In the wake of Robin Williams’ death, it became clear how cruel people and can be towards the mentally ill. One Fox News host, apparently unable to even imagine the immense pain Robin Williams must have been going through, instead called him a coward . Others called him “selfish” or “a bad parent.” And that’s only what made the news; plenty of private acts of cruelty occurred on less famous social media feeds.
In response, there were also a flurry of articles talking about de-stigmatizing mental illness. This is an admirable and necessary goal; but so many articles decided that the answer to “why you shouldn’t be dismissive, condescending and generally insensitive to the mentally ill” was “because it’s a disease like any other.”
But talking about it this way with the hopes of making things better for the mentally ill is the wrong way to go about it.
It doesn’t de-stigmatize the mentally ill.
Studies have repeatedly shown a correlation between the belief in a biogenetic cause of mental illness and prejudice. This is true worldwide, from Germany to Mongolia. In Turkey, for example, those who saw mental illness as akil hastaligi, or illness of the brain, were more likely to assert that schizophrenics, in particular, should not be allowed to live free because they were dangerous.

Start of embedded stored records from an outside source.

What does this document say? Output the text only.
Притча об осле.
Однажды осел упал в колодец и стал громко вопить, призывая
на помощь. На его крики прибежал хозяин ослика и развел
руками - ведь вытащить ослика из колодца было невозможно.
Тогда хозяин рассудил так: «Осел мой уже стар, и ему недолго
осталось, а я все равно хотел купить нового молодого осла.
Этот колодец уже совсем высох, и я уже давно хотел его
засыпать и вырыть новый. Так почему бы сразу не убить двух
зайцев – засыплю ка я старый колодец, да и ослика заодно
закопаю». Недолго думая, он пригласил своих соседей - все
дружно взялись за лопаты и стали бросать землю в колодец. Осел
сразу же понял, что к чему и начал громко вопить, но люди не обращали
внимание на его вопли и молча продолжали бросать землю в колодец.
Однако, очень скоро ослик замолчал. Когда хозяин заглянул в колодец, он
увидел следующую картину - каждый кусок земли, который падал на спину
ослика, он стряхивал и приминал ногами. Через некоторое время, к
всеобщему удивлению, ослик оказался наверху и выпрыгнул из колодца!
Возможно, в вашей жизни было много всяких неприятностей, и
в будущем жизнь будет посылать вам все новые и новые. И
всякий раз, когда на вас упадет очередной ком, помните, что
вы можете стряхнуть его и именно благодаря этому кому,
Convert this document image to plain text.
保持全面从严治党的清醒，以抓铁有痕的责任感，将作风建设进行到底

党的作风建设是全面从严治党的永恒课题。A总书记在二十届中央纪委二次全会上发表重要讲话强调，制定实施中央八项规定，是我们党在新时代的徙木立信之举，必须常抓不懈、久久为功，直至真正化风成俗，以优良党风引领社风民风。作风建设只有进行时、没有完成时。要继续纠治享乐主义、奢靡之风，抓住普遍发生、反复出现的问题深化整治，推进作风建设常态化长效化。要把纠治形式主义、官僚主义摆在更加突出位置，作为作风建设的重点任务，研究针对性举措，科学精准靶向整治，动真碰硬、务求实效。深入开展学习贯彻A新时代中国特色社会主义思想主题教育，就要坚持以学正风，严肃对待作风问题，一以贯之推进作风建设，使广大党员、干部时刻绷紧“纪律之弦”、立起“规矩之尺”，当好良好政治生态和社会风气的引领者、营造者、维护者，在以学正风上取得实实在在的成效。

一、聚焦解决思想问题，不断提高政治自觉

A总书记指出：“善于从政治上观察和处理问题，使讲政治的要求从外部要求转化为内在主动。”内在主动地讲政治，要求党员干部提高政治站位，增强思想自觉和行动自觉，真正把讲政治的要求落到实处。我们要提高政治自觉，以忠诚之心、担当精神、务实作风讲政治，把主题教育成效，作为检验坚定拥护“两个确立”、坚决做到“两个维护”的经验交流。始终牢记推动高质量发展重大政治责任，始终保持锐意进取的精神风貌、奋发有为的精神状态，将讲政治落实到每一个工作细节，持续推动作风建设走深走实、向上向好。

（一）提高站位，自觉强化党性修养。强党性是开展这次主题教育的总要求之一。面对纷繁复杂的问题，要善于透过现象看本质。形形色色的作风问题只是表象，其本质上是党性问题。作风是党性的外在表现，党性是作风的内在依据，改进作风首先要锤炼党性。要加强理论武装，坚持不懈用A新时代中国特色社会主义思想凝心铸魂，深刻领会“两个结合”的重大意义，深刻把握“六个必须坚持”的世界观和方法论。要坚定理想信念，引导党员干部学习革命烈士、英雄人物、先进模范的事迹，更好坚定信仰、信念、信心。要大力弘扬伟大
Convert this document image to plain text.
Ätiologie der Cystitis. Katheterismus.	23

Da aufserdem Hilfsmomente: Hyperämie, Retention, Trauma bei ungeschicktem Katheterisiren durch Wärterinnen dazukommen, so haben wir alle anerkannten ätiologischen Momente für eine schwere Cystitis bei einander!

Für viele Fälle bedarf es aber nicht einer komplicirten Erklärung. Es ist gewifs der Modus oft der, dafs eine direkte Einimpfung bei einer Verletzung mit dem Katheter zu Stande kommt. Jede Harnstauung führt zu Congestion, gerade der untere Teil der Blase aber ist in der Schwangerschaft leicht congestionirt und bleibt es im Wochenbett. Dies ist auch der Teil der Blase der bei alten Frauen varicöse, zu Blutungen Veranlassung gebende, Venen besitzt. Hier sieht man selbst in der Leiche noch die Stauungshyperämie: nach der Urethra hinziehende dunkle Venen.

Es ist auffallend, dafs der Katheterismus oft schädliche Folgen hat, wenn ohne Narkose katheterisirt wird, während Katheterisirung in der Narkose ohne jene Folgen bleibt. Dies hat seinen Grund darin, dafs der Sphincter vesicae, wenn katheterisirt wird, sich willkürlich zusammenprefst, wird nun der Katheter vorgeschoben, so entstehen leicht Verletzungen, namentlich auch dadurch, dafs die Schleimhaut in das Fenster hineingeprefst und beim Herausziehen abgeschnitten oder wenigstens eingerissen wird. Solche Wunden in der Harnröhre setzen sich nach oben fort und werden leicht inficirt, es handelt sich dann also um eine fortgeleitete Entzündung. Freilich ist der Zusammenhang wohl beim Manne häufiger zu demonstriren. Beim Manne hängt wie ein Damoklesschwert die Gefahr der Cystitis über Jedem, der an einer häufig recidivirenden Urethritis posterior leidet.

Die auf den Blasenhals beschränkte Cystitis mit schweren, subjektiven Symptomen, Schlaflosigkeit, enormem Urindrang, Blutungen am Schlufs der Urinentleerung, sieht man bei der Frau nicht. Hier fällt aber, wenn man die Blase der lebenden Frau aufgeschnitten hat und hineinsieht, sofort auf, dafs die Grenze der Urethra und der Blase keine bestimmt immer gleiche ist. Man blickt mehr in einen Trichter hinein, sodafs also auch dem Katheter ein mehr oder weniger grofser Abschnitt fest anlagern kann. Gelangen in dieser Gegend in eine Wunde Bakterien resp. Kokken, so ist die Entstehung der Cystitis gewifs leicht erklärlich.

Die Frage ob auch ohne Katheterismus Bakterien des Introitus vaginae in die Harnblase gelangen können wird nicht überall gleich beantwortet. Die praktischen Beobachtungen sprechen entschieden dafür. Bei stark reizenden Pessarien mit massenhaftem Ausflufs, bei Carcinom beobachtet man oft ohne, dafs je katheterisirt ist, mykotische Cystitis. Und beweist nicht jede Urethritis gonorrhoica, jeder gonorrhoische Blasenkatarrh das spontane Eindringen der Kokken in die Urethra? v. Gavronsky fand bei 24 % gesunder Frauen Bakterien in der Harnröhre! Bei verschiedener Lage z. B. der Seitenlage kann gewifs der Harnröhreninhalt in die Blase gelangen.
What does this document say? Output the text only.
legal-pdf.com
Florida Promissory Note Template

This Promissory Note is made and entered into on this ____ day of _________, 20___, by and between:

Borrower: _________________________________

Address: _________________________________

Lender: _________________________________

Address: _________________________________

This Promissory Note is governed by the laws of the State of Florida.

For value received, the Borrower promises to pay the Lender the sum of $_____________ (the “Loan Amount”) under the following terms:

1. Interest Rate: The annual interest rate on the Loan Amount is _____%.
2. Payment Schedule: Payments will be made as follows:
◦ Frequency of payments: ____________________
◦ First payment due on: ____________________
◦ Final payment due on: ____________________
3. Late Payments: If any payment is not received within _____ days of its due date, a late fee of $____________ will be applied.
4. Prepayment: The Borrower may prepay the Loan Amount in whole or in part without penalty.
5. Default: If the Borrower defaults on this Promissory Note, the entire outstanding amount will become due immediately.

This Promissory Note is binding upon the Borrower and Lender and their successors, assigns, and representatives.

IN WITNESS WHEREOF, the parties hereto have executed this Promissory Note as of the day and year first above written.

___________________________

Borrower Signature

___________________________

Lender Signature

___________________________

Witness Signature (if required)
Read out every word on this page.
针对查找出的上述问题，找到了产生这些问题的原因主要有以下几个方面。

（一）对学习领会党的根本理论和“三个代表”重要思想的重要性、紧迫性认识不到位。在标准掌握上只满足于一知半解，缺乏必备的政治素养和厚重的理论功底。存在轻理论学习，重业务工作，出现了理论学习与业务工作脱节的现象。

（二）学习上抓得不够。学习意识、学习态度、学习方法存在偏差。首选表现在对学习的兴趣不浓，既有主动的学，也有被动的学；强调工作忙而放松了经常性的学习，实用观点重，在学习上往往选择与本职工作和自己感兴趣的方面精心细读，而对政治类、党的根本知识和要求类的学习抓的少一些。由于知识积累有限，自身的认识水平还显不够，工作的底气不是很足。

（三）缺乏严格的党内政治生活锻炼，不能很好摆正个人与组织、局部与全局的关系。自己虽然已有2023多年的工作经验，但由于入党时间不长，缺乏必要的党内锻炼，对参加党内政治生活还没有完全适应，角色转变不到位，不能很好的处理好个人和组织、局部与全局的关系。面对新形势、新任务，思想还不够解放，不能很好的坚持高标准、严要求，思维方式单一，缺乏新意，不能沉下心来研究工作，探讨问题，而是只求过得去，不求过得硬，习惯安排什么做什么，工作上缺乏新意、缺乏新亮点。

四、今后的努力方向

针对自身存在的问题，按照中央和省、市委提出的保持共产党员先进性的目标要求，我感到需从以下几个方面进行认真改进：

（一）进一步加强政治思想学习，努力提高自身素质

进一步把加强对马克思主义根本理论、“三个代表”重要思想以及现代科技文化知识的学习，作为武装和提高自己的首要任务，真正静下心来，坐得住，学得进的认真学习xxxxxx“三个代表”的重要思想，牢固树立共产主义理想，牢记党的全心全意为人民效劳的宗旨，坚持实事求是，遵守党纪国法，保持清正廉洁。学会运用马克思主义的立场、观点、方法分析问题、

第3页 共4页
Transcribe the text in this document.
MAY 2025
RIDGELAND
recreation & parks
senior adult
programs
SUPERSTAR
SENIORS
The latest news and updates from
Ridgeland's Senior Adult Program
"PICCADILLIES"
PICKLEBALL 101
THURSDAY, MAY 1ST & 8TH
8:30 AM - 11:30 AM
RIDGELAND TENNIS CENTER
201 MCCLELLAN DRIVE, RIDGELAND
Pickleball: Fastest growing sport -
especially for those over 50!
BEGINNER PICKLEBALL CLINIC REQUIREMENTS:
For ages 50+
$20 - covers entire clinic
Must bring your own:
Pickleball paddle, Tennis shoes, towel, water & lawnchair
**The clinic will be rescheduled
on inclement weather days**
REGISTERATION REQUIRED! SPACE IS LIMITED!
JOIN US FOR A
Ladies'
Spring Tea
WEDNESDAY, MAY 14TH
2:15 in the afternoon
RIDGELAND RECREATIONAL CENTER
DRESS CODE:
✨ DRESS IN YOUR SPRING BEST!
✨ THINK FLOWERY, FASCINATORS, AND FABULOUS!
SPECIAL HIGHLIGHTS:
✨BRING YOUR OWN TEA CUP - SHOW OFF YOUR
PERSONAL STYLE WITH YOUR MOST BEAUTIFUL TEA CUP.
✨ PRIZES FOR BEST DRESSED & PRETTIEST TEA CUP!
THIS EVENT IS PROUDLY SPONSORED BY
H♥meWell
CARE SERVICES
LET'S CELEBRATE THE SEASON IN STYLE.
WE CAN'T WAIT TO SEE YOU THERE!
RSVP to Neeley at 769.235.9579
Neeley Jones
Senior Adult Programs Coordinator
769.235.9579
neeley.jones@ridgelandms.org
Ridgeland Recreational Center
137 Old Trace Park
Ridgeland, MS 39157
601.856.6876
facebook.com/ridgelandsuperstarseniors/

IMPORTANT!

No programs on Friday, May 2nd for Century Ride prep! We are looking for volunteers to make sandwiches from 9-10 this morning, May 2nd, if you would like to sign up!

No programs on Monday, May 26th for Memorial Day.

A little closer to home, Jason Schnittker, author of An Uncertain Revolution: Why the Rise of a Genetic Model Has Not Increased Tolerance, discovered that from 1996 to 2006, while Americans were increasingly tolerant of using psychiatric drugs to treat mental illness, there was no associated increase in social tolerance for the mentally ill. He suggests that “genetic arguments… encourage the view that mental illness is impersonal and uncontrollable in development, but more stable and unyielding in its course.”
Taking the medical approach to mental illness “carries with it the subtle assumption that a brain made ill through biomedical or genetic abnormalities is more thoroughly broken and permanently abnormal compared to one made ill through life events.” Trying to get social tolerance out of the biomedical view is at the very minimum not effective, and possibly counterproductive.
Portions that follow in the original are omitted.